French police have reportedly questioned an eight-year-old after he allegedly claimed at a Nice school, in southern France: "Je ne suis pas Charlie, je suis avec les terrorists" (I am not Charlie [Hebdo], I'm with the terrorists).

Ahmed and his father were summoned by police for apology of terrorism following a report of the school's headmaster. A day after the deadly shooting at the Paris headquarters of satirical magazine Charlie Hebdo at the hands of the Kouachi brothers that left 12 people killed, the boy reportedly refused to take part to a solidarity event organised in the playground.

He also voiced his support to the gunmen, who claimed their attacks were justified by the mag's cartoons depicting Prophet Mohammed. Ahmed is believed to have said "the journalists deserved death".

The father was reported to have had a verbal row with a teacher.

"In the current context, the school principal decided to report to police what had happened," said Marcel Authier, in charge of the region's public security.

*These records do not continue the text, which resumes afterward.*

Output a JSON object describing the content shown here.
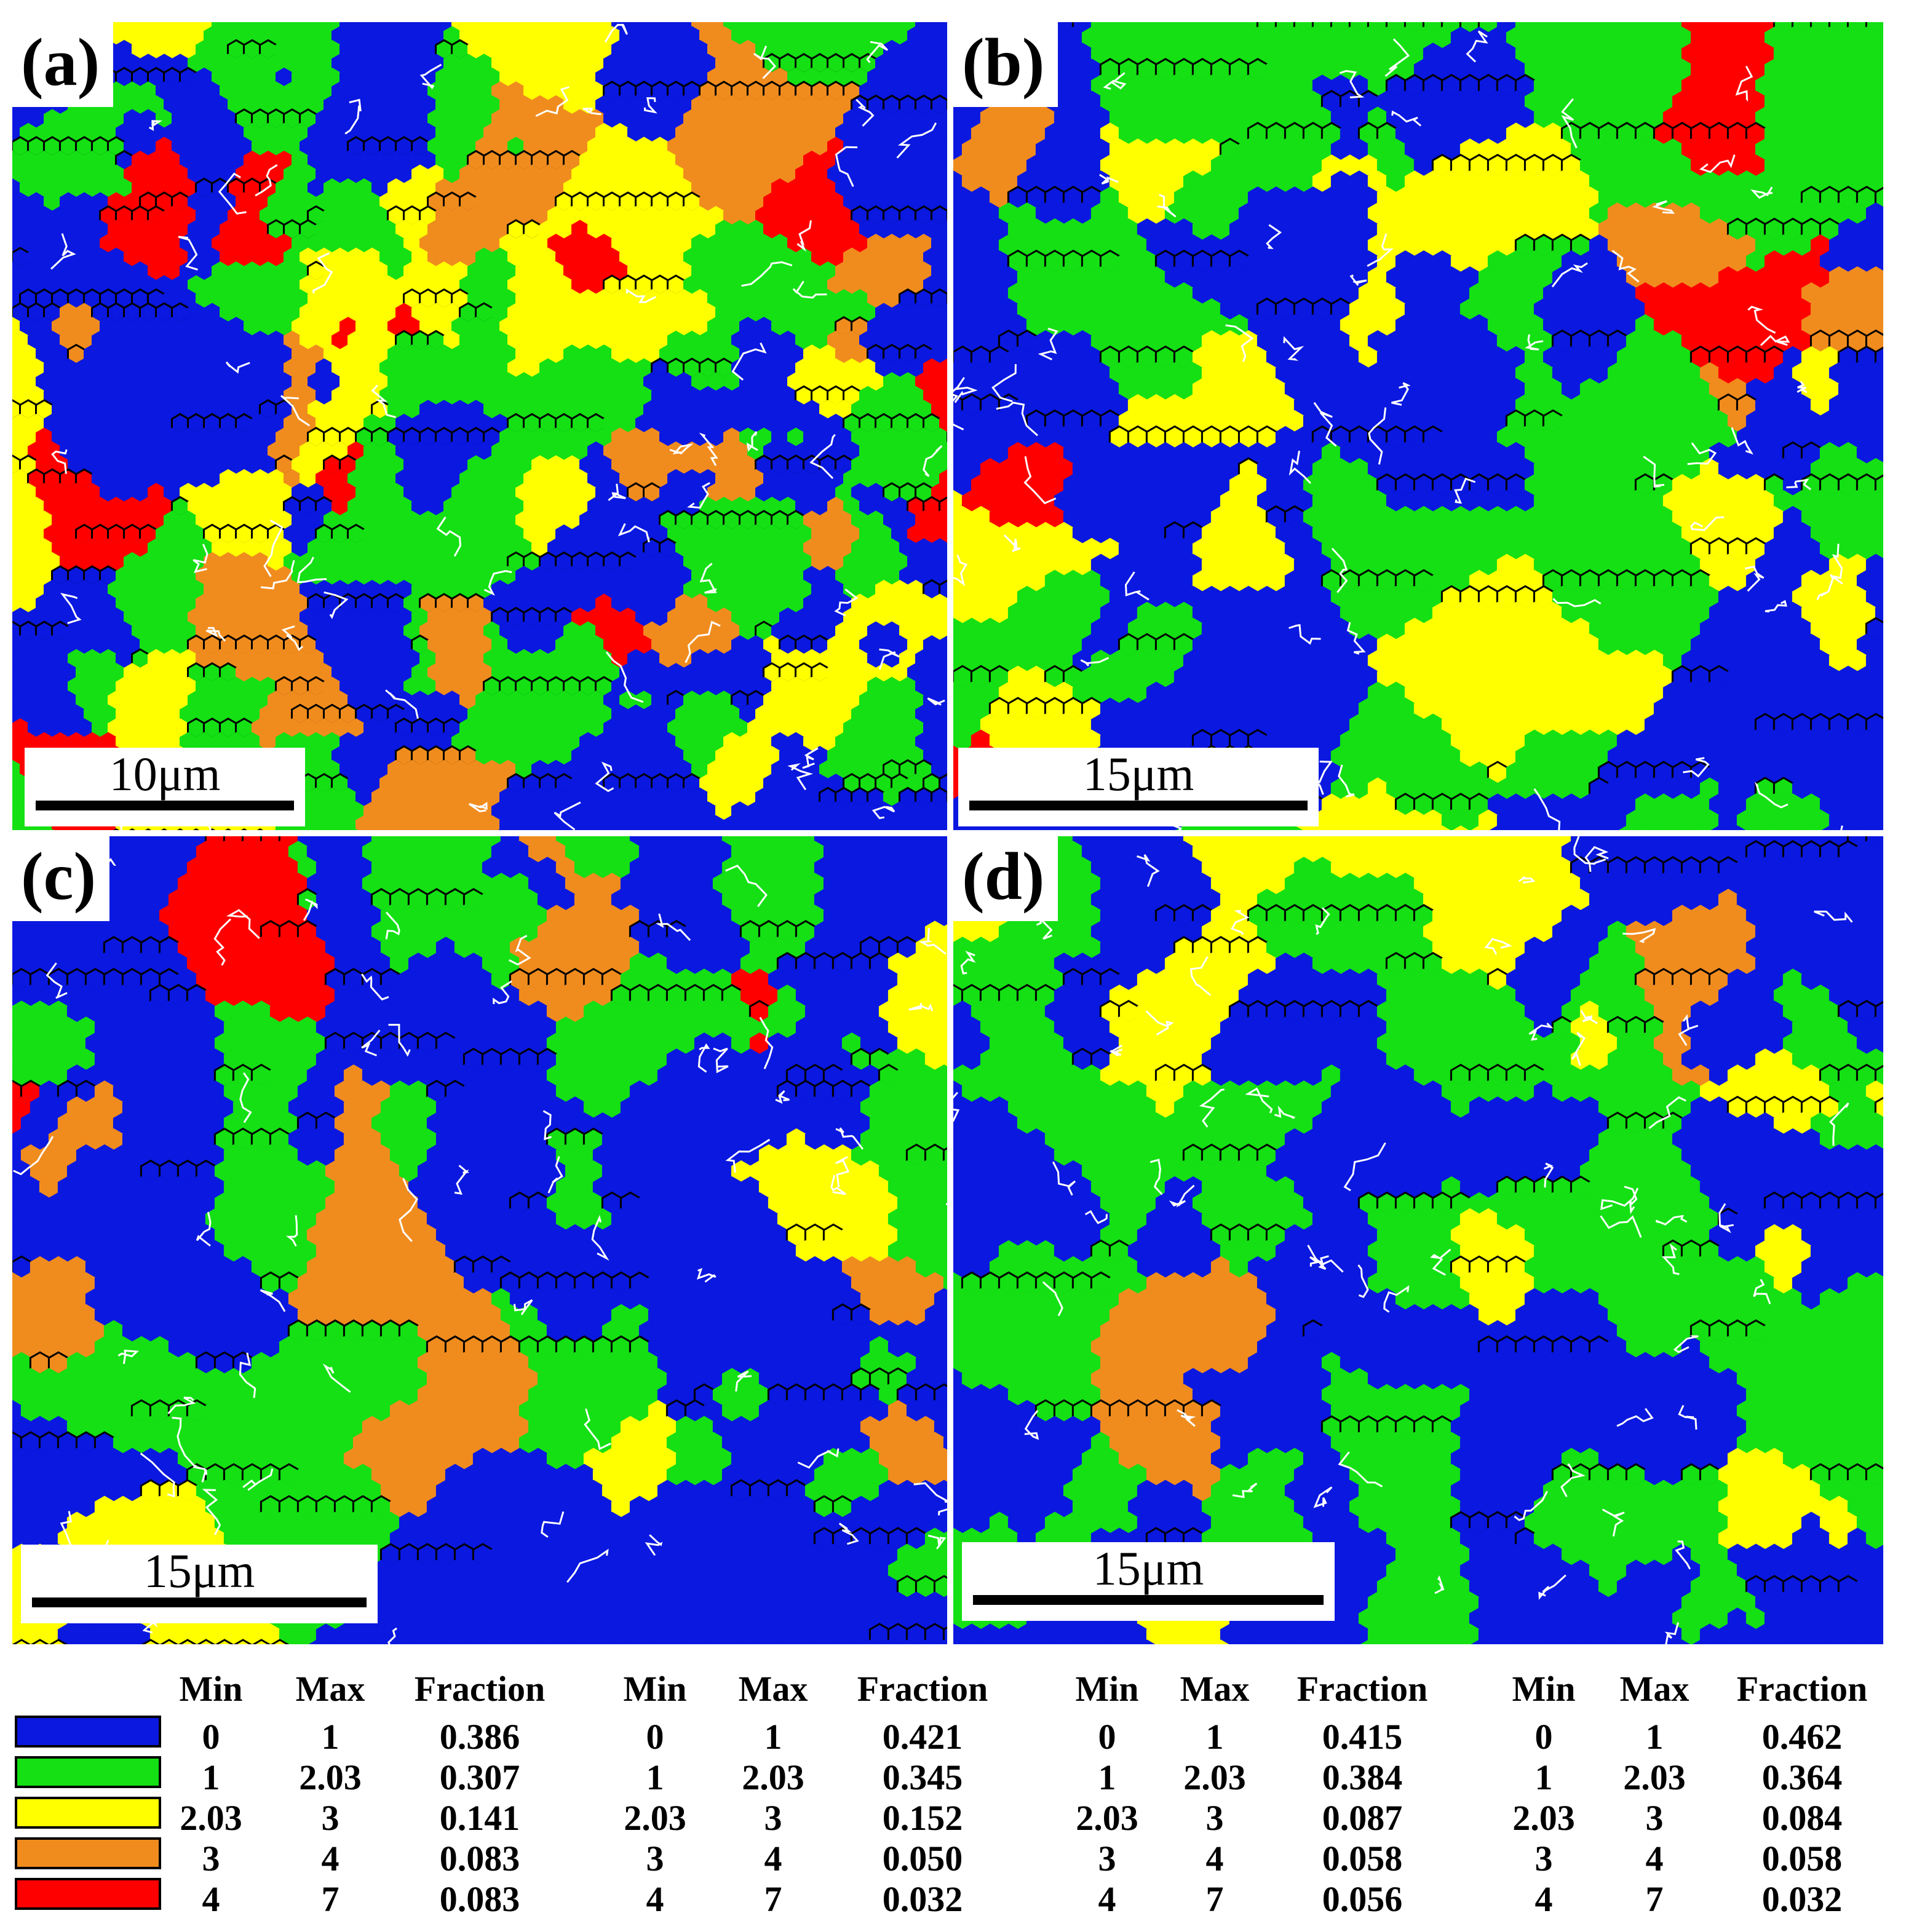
{
  "panels": [
    {
      "label": "(a)",
      "scale_label": "10μm"
    },
    {
      "label": "(b)",
      "scale_label": "15μm"
    },
    {
      "label": "(c)",
      "scale_label": "15μm"
    },
    {
      "label": "(d)",
      "scale_label": "15μm"
    }
  ],
  "colors": {
    "blue": "#0a18e0",
    "green": "#14e014",
    "yellow": "#ffff00",
    "orange": "#f08c1e",
    "red": "#ff0000",
    "grain_boundary": "#000000",
    "twin_boundary": "#ffffff"
  },
  "legend": {
    "headers": {
      "min": "Min",
      "max": "Max",
      "fraction": "Fraction"
    },
    "bins": [
      {
        "color": "#0a18e0",
        "min": "0",
        "max": "1"
      },
      {
        "color": "#14e014",
        "min": "1",
        "max": "2.03"
      },
      {
        "color": "#ffff00",
        "min": "2.03",
        "max": "3"
      },
      {
        "color": "#f08c1e",
        "min": "3",
        "max": "4"
      },
      {
        "color": "#ff0000",
        "min": "4",
        "max": "7"
      }
    ],
    "tables": [
      {
        "fractions": [
          "0.386",
          "0.307",
          "0.141",
          "0.083",
          "0.083"
        ]
      },
      {
        "fractions": [
          "0.421",
          "0.345",
          "0.152",
          "0.050",
          "0.032"
        ]
      },
      {
        "fractions": [
          "0.415",
          "0.384",
          "0.087",
          "0.058",
          "0.056"
        ]
      },
      {
        "fractions": [
          "0.462",
          "0.364",
          "0.084",
          "0.058",
          "0.032"
        ]
      }
    ]
  }
}
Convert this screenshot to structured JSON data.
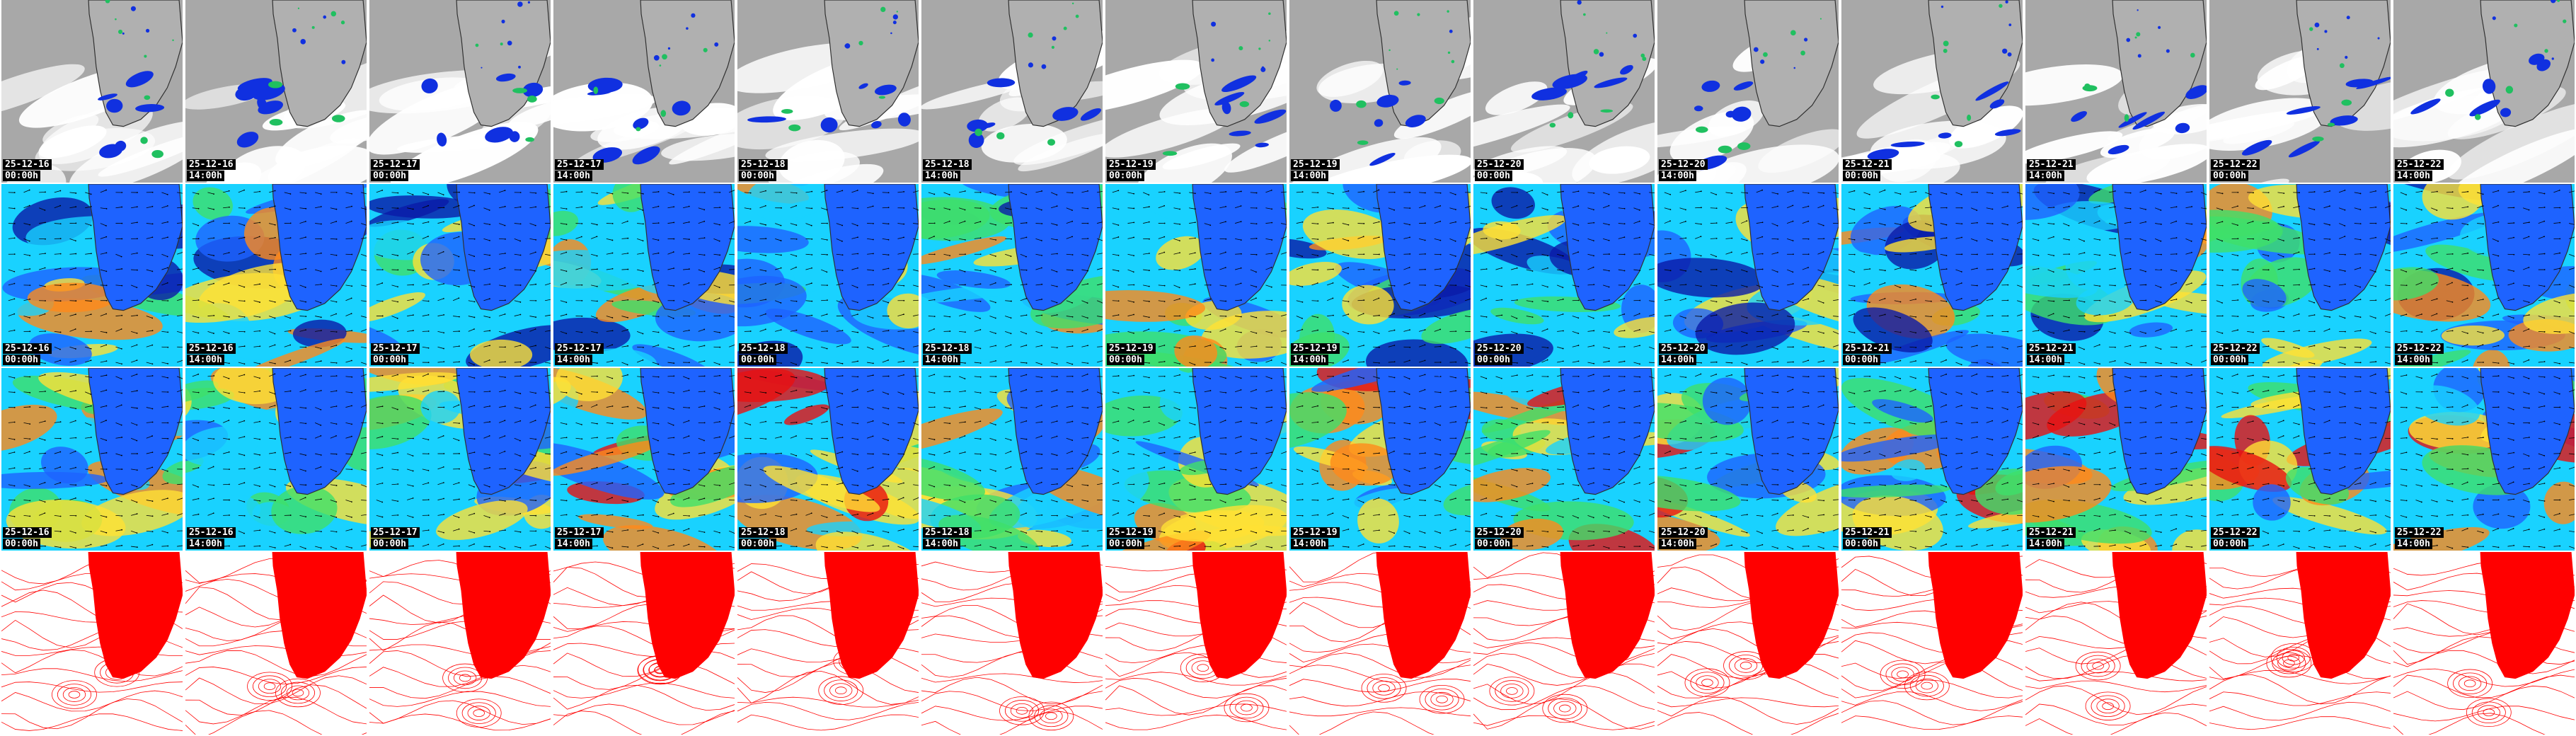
{
  "rows": [
    {
      "id": "cloud-rain",
      "type": "satellite",
      "has_labels": true
    },
    {
      "id": "wind-lower",
      "type": "wind",
      "has_labels": true
    },
    {
      "id": "wind-upper",
      "type": "wind",
      "has_labels": true
    },
    {
      "id": "pressure",
      "type": "isobars",
      "has_labels": false
    }
  ],
  "columns": [
    {
      "date": "25-12-16",
      "hour": "00:00h"
    },
    {
      "date": "25-12-16",
      "hour": "14:00h"
    },
    {
      "date": "25-12-17",
      "hour": "00:00h"
    },
    {
      "date": "25-12-17",
      "hour": "14:00h"
    },
    {
      "date": "25-12-18",
      "hour": "00:00h"
    },
    {
      "date": "25-12-18",
      "hour": "14:00h"
    },
    {
      "date": "25-12-19",
      "hour": "00:00h"
    },
    {
      "date": "25-12-19",
      "hour": "14:00h"
    },
    {
      "date": "25-12-20",
      "hour": "00:00h"
    },
    {
      "date": "25-12-20",
      "hour": "14:00h"
    },
    {
      "date": "25-12-21",
      "hour": "00:00h"
    },
    {
      "date": "25-12-21",
      "hour": "14:00h"
    },
    {
      "date": "25-12-22",
      "hour": "00:00h"
    },
    {
      "date": "25-12-22",
      "hour": "14:00h"
    }
  ],
  "colors": {
    "land_fill": "#ff0000",
    "isobar": "#ff0000",
    "cloud_grey": "#a8a8a8",
    "cloud_white": "#ffffff",
    "rain_blue": "#1030e0",
    "rain_green": "#20c060",
    "wind_deep": "#0a1aa8",
    "wind_blue": "#1e63ff",
    "wind_cyan": "#19d2ff",
    "wind_green": "#3ee06a",
    "wind_yellow": "#ffe135",
    "wind_orange": "#ff8a1a",
    "wind_red": "#e81010",
    "coast": "#303030",
    "arrow": "#000000"
  }
}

"We summoned the child and his father to try to understand how an eight-year-old boy could hold such radical ideas," he added. "Obviously, the child doesn't understand what he's saying."

The boy's lawyer Sefen Guez Guez wrote on his twitter feed that the child admitted saying the words "I am with the terrorists" but he had no idea what the word "terrorism" meant when asked by police.

The Collective Against Islamophobia in France (CCIF), a leading anti-racism watchdog, released a statement denouncing "the collective hysteria that has engulfed France since early January".